History has shown again and again that times like these represent a huge long term buying opportunity. This may be particularly true for the biotech segment that, despite weathering the storm better than other segments, has had its share of price declines. During the past several weeks, great biotech stocks, from small early stage companies to fully commercialized companies have been thrown out of portfolios like bad auction rate securities, but the truth is that the value proposition of most of these biotechs did not change at all, and is not likely to change as a result of market conditions. This is why current prices create the best opportunity to get into the biotech segment since 2002.
In the past, the pharmaceutical segment served as a safe haven at times like these, based on the notion that drug sales, especially those for the treatment of serious illnesses, remain unaffected by recession. Unfortunately, most pharmaceutical companies are in the midst of an innovation crisis, where their traditional blockbusters are gradually being cannibalized by generic competition, so the next couple of years will be very challenging for them, recession or no recession. Consequently, investors may want to look for growth in the relatively new entrants to the field – biotech companies.
Biotech companies can be divided into two groups, each has its own merits and pitfalls.
The first group includes fully commercialized companies with a healthy balance sheet and cash generating products. These include all the big biotech companies such as Genentech (DNA), Amgen (AMGN) and Gilead (GILD). Because these companies can be found in every typical portfolio, they all got hit pretty badly from the recent sell-off due to indiscriminate panic selling. Nevertheless, the impact of an anticipated recession will have on these companies, who are selling drugs that address diseases such as cancer and AIDS, will be marginal.
The second group consists of smaller, development stage companies, with no commercially available drugs and several cash consuming development programs. The good news is that fundamentally, these companies have nothing to do with the global economy because they are not selling anything. The bad news is that they have to constantly find resources to finance the costly development of their drug candidates. Thus, the most important implication a market crisis has on this kind of companies is that it makes cash-raising almost impossible.
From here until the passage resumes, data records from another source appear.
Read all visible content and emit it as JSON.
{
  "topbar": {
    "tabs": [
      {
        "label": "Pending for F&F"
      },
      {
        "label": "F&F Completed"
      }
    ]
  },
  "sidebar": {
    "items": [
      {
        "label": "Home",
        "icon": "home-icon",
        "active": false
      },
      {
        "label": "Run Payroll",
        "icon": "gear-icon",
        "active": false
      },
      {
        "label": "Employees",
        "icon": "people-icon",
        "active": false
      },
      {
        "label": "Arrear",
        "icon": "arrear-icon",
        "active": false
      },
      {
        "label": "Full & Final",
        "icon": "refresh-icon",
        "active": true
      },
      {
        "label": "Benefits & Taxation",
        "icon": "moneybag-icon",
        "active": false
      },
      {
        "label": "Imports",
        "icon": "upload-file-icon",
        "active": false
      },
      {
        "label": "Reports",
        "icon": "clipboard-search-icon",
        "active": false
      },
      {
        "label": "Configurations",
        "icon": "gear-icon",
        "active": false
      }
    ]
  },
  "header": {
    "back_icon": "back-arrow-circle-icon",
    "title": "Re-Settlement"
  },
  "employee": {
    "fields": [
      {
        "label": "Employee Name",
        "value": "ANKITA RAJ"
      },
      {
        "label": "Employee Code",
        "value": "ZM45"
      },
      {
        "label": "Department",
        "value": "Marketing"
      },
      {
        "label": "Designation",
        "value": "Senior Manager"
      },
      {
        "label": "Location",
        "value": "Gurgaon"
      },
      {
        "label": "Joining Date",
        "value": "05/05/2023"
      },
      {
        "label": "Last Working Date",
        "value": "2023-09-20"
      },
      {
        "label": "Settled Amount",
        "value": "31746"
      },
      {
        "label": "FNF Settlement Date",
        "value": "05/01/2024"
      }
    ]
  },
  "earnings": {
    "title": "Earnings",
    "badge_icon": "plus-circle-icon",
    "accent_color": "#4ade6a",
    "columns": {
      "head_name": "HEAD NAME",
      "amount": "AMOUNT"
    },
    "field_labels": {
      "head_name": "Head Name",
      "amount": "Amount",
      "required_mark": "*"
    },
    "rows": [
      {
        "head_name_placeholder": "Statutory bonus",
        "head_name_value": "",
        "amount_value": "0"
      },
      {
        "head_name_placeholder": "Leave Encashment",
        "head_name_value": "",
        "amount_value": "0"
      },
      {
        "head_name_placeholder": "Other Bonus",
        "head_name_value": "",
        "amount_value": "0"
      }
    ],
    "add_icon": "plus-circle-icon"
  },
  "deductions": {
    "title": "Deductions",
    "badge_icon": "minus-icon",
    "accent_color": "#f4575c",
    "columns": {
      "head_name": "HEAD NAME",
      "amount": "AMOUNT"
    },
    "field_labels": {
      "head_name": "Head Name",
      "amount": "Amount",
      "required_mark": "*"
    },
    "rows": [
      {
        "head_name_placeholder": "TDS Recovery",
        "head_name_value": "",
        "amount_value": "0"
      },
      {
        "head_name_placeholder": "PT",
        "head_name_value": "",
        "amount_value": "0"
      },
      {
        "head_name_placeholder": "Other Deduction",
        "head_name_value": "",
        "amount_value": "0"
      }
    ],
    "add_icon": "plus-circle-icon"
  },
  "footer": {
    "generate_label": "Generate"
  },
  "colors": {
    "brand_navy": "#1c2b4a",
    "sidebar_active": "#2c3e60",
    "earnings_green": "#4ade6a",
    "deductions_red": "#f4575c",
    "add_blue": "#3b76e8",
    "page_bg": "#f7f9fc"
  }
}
This is why investors should invest only in development-stage biotechs which have found a way around this problem. Some companies can generate cash from licensing their technology or intellectual property, some, like Array (ARRY) and Poniard (PARD) arranged a line of credit, some, like Seattle Genetics (SGEN), were smart enough to do a secondary offering under good market conditions, some, like Exelixis (EXEL) and Immunogen (IMGN), licensed some of their products and have someone else paying for the development.
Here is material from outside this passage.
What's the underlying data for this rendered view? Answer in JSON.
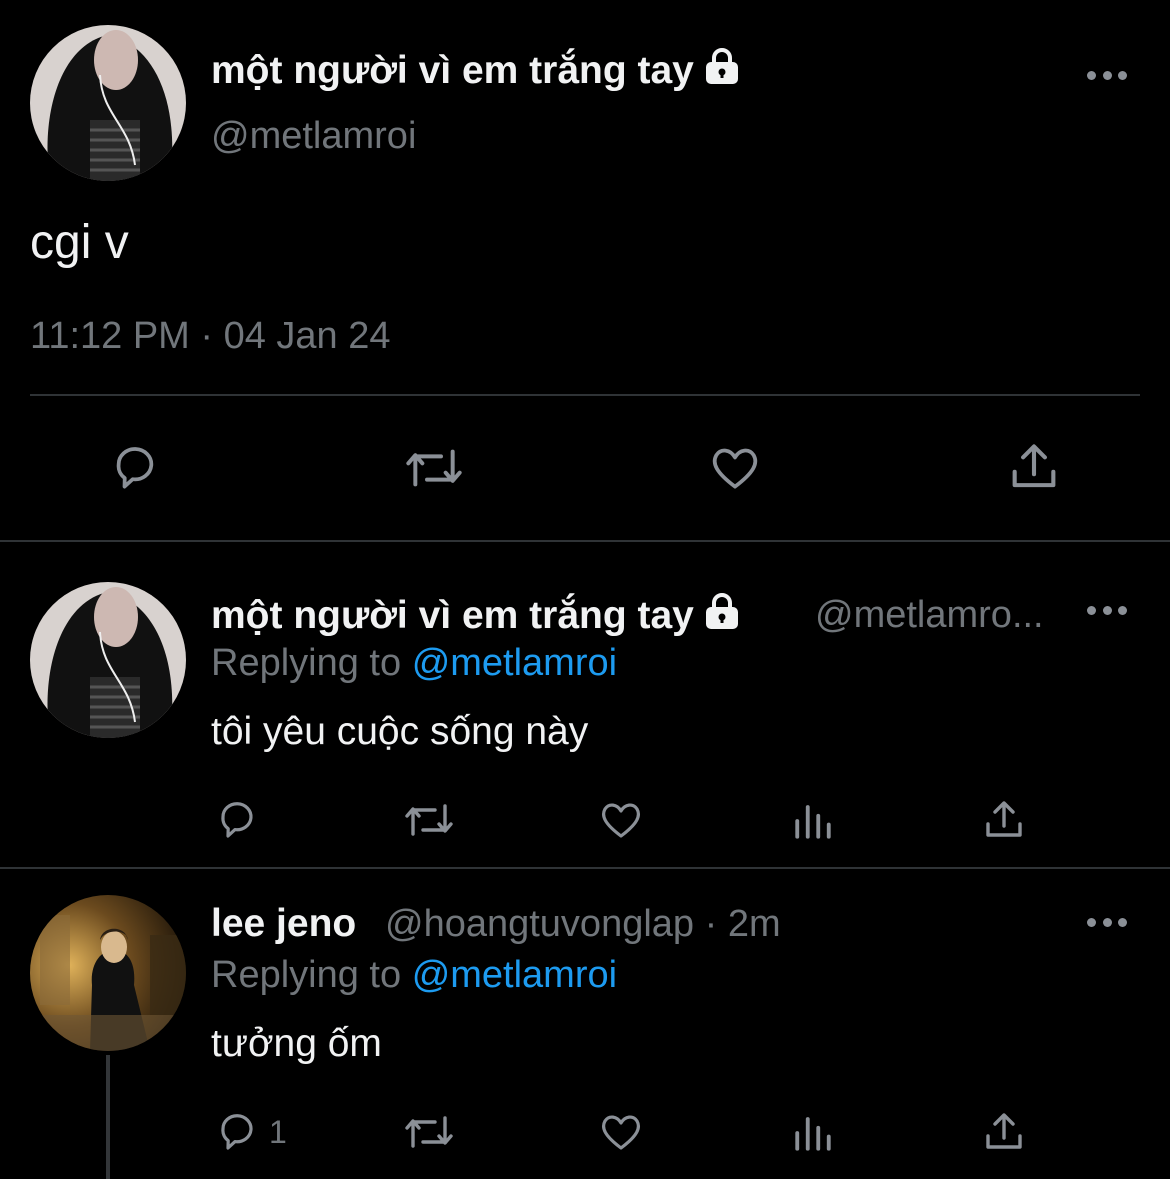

Bearing in mind that in the foreseeable future, licensing of technology and products will be the preferred way of getting cash, it would particularly be wise to pay attention to companies with unpartnered assets that are generating robust data in clinical trials as well as to platform companies that can license their technology on a non-exclusive basis. Evidently, when small companies have one way of raising cash blocked, it might reduce their leverage position in the alternative route of partnering. However, thanks to the pressure traditional pharmaceutical companies are currently under, they are starved for new promising candidates, which means that a good drug candidate still has tremendous value in the eyes of big pharmas. A good example for such a promising candidate is Rigel (RIGL) Pharmaceutical’s R788 that showed impressive results in treating rheumatoid arthritis, a disease with a market size exceeding $ 10 billion. Another good example for that may be Arqule’s (ARQL) ARQ-197, which already demonstrated its potential in a wide array of cancers and has a blockbuster potential.
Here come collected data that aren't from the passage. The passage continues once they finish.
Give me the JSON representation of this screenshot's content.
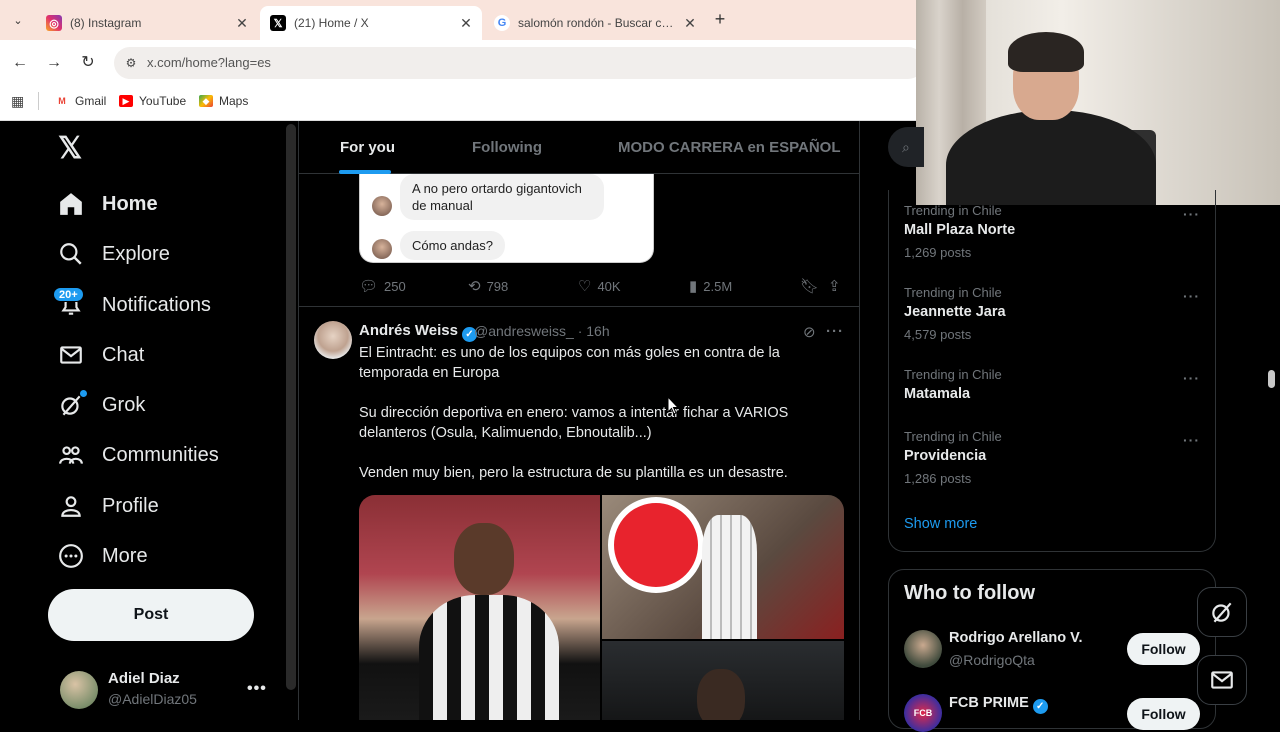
{
  "browser": {
    "tabs": [
      {
        "title": "(8) Instagram",
        "favicon": "instagram-icon"
      },
      {
        "title": "(21) Home / X",
        "favicon": "x-icon",
        "active": true
      },
      {
        "title": "salomón rondón - Buscar con G",
        "favicon": "google-icon"
      }
    ],
    "url": "x.com/home?lang=es",
    "bookmarks": [
      {
        "label": "Gmail"
      },
      {
        "label": "YouTube"
      },
      {
        "label": "Maps"
      }
    ]
  },
  "sidebar": {
    "items": [
      {
        "label": "Home",
        "icon": "home-icon"
      },
      {
        "label": "Explore",
        "icon": "search-icon"
      },
      {
        "label": "Notifications",
        "icon": "bell-icon"
      },
      {
        "label": "Chat",
        "icon": "mail-icon"
      },
      {
        "label": "Grok",
        "icon": "grok-icon"
      },
      {
        "label": "Communities",
        "icon": "communities-icon"
      },
      {
        "label": "Profile",
        "icon": "person-icon"
      },
      {
        "label": "More",
        "icon": "more-circle-icon"
      }
    ],
    "notifications_badge": "20+",
    "post_label": "Post",
    "account": {
      "name": "Adiel Diaz",
      "handle": "@AdielDiaz05"
    }
  },
  "feed": {
    "tabs": [
      "For you",
      "Following",
      "MODO CARRERA en ESPAÑOL"
    ],
    "prev_post": {
      "bubbles": [
        "A no pero ortardo gigantovich de manual",
        "Cómo andas?"
      ],
      "replies": "250",
      "reposts": "798",
      "likes": "40K",
      "views": "2.5M"
    },
    "post": {
      "name": "Andrés Weiss",
      "handle": "@andresweiss_",
      "time": "· 16h",
      "text1": "El Eintracht: es uno de los equipos con más goles en contra de la temporada en Europa",
      "text2": "Su dirección deportiva en enero: vamos a intentar fichar a VARIOS delanteros (Osula, Kalimuendo, Ebnoutalib...)",
      "text3": "Venden muy bien, pero la estructura de su plantilla es un desastre."
    }
  },
  "trends": [
    {
      "category": "Trending in Chile",
      "title": "Mall Plaza Norte",
      "count": "1,269 posts"
    },
    {
      "category": "Trending in Chile",
      "title": "Jeannette Jara",
      "count": "4,579 posts"
    },
    {
      "category": "Trending in Chile",
      "title": "Matamala",
      "count": ""
    },
    {
      "category": "Trending in Chile",
      "title": "Providencia",
      "count": "1,286 posts"
    }
  ],
  "show_more": "Show more",
  "who_to_follow": {
    "title": "Who to follow",
    "accounts": [
      {
        "name": "Rodrigo Arellano V.",
        "handle": "@RodrigoQta",
        "button": "Follow"
      },
      {
        "name": "FCB PRIME",
        "handle": "",
        "button": "Follow"
      }
    ]
  },
  "colors": {
    "accent": "#1d9bf0",
    "background": "#000000",
    "text": "#e7e9ea",
    "muted": "#71767b"
  }
}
In order to put this approach to the test, I asked Pontifax’s Ran Nussbaum his help in building a virtual portfolio of promising biotech stocks. This portfolio is not intended for short term trading, but for long term investment of at least several years. Although we do not expect active trading in this portfolio, from time to time there may be changes as additional stocks will be added and existing holdings may be sold. Any future changes can be made only when markets are closed. On a more cautionary note, regardless of the attractiveness of all of these companies, all the inherent risks associated with biotech remain, including long time to market and statistically low success rates.